Self-Supervised Inductive Logic Programming
Stassa Patsantzis
TL;DR
A new approach for the principled selection of a second-order background theory as a Second Order Definite Normal Form (SONF), sufficiently general to learn all programs in a class, thus removing the need for a backgound theory tailored to a learning task.
Abstract
Inductive Logic Programming (ILP) approaches like Meta \-/ Interpretive Learning (MIL) can learn, from few examples, recursive logic programs with invented predicates that generalise well to unseen instances. This ability relies on a background theory and negative examples, both carefully selected with expert knowledge of a learning problem and its solutions. But what if such a problem-specific background theory or negative examples are not available? We formalise this question as a new setting for Self-Supervised ILP and present a new MIL algorithm that learns in the new setting from some positive labelled, and zero or more unlabelled examples, and automatically generates, and labels, new positive and negative examples during learning. We implement this algorithm in Prolog in a new MIL system, called Poker. We compare Poker to state-of-the-art MIL system Louise on experiments learning grammars for Context-Free and L-System languages from labelled, positive example strings, no negative examples, and just the terminal vocabulary of a language, seen in examples, as a first-order background theory.
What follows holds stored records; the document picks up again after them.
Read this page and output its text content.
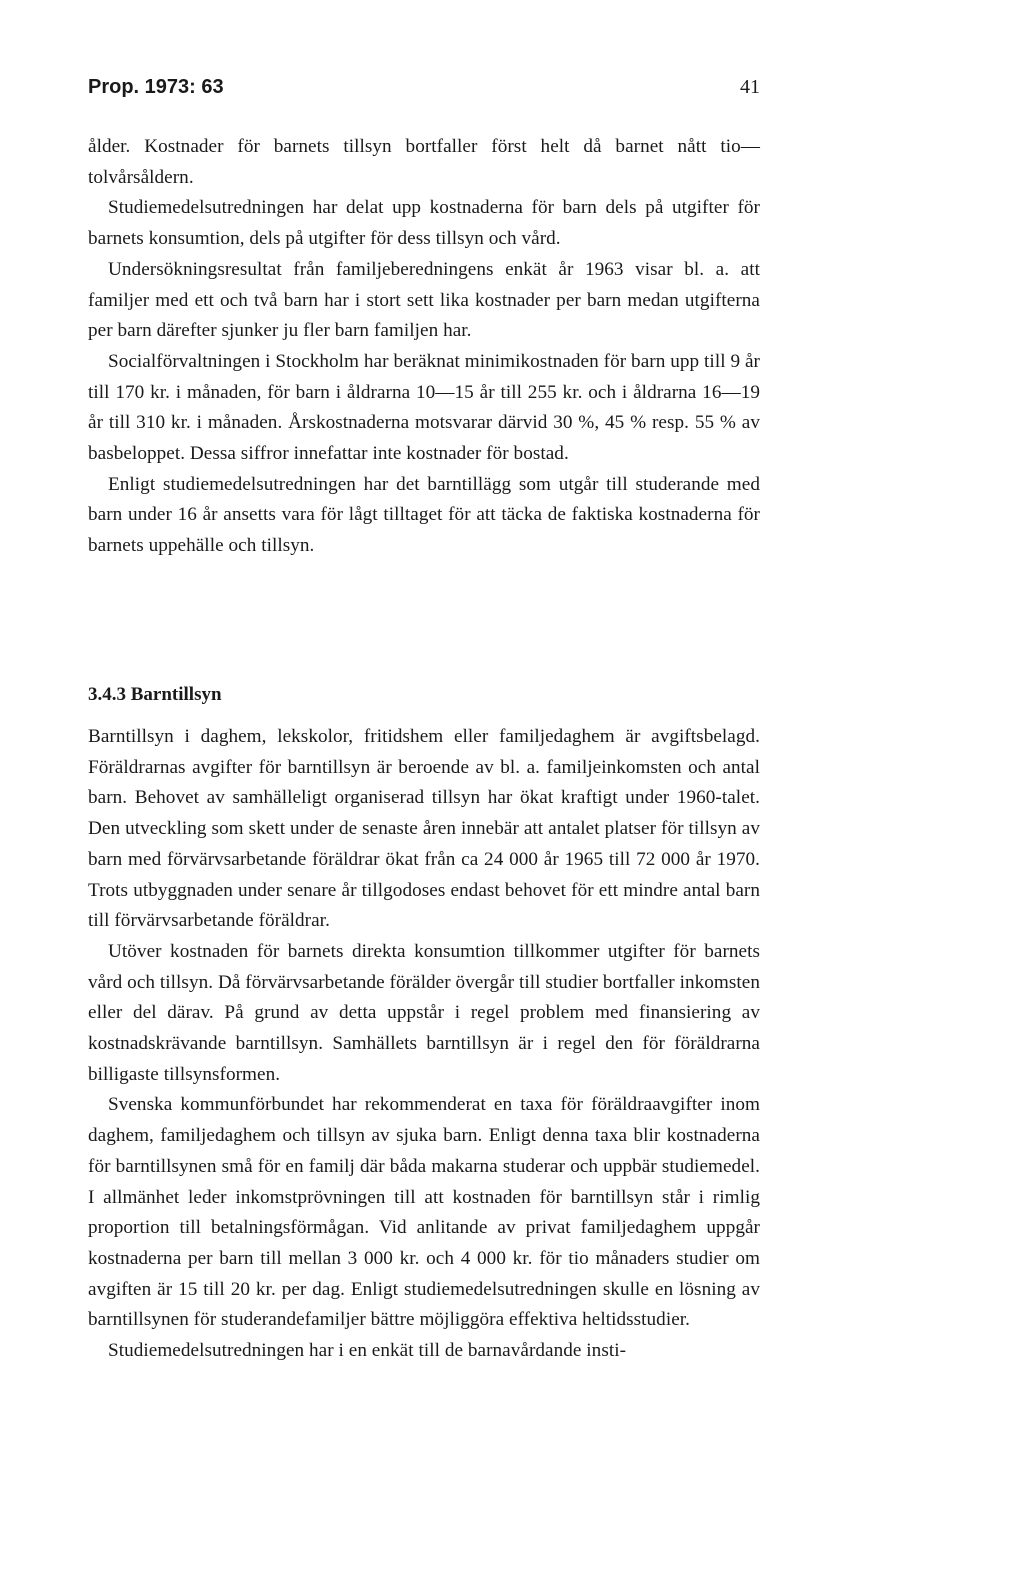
Prop. 1973: 63	41

ålder. Kostnader för barnets tillsyn bortfaller först helt då barnet nått tio—tolvårsåldern.

Studiemedelsutredningen har delat upp kostnaderna för barn dels på utgifter för barnets konsumtion, dels på utgifter för dess tillsyn och vård.

Undersökningsresultat från familjeberedningens enkät år 1963 visar bl. a. att familjer med ett och två barn har i stort sett lika kostnader per barn medan utgifterna per barn därefter sjunker ju fler barn familjen har.

Socialförvaltningen i Stockholm har beräknat minimikostnaden för barn upp till 9 år till 170 kr. i månaden, för barn i åldrarna 10—15 år till 255 kr. och i åldrarna 16—19 år till 310 kr. i månaden. Årskostnaderna motsvarar därvid 30 %, 45 % resp. 55 % av basbeloppet. Dessa siffror innefattar inte kostnader för bostad.

Enligt studiemedelsutredningen har det barntillägg som utgår till studerande med barn under 16 år ansetts vara för lågt tilltaget för att täcka de faktiska kostnaderna för barnets uppehälle och tillsyn.

3.4.3 Barntillsyn

Barntillsyn i daghem, lekskolor, fritidshem eller familjedaghem är avgiftsbelagd. Föräldrarnas avgifter för barntillsyn är beroende av bl. a. familjeinkomsten och antal barn. Behovet av samhälleligt organiserad tillsyn har ökat kraftigt under 1960-talet. Den utveckling som skett under de senaste åren innebär att antalet platser för tillsyn av barn med förvärvsarbetande föräldrar ökat från ca 24 000 år 1965 till 72 000 år 1970. Trots utbyggnaden under senare år tillgodoses endast behovet för ett mindre antal barn till förvärvsarbetande föräldrar.

Utöver kostnaden för barnets direkta konsumtion tillkommer utgifter för barnets vård och tillsyn. Då förvärvsarbetande förälder övergår till studier bortfaller inkomsten eller del därav. På grund av detta uppstår i regel problem med finansiering av kostnadskrävande barntillsyn. Samhällets barntillsyn är i regel den för föräldrarna billigaste tillsynsformen.

Svenska kommunförbundet har rekommenderat en taxa för föräldraavgifter inom daghem, familjedaghem och tillsyn av sjuka barn. Enligt denna taxa blir kostnaderna för barntillsynen små för en familj där båda makarna studerar och uppbär studiemedel. I allmänhet leder inkomstprövningen till att kostnaden för barntillsyn står i rimlig proportion till betalningsförmågan. Vid anlitande av privat familjedaghem uppgår kostnaderna per barn till mellan 3 000 kr. och 4 000 kr. för tio månaders studier om avgiften är 15 till 20 kr. per dag. Enligt studiemedelsutredningen skulle en lösning av barntillsynen för studerandefamiljer bättre möjliggöra effektiva heltidsstudier.

Studiemedelsutredningen har i en enkät till de barnavårdande insti-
We introduce a new approach for the principled selection of a second-order background theory as a Second Order Definite Normal Form (SONF), sufficiently general to learn all programs in a class, thus removing the need for a backgound theory tailored to a learning task. We find that Poker's performance improves with increasing numbers of automatically generated examples while Louise, bereft of negative examples, over-generalises.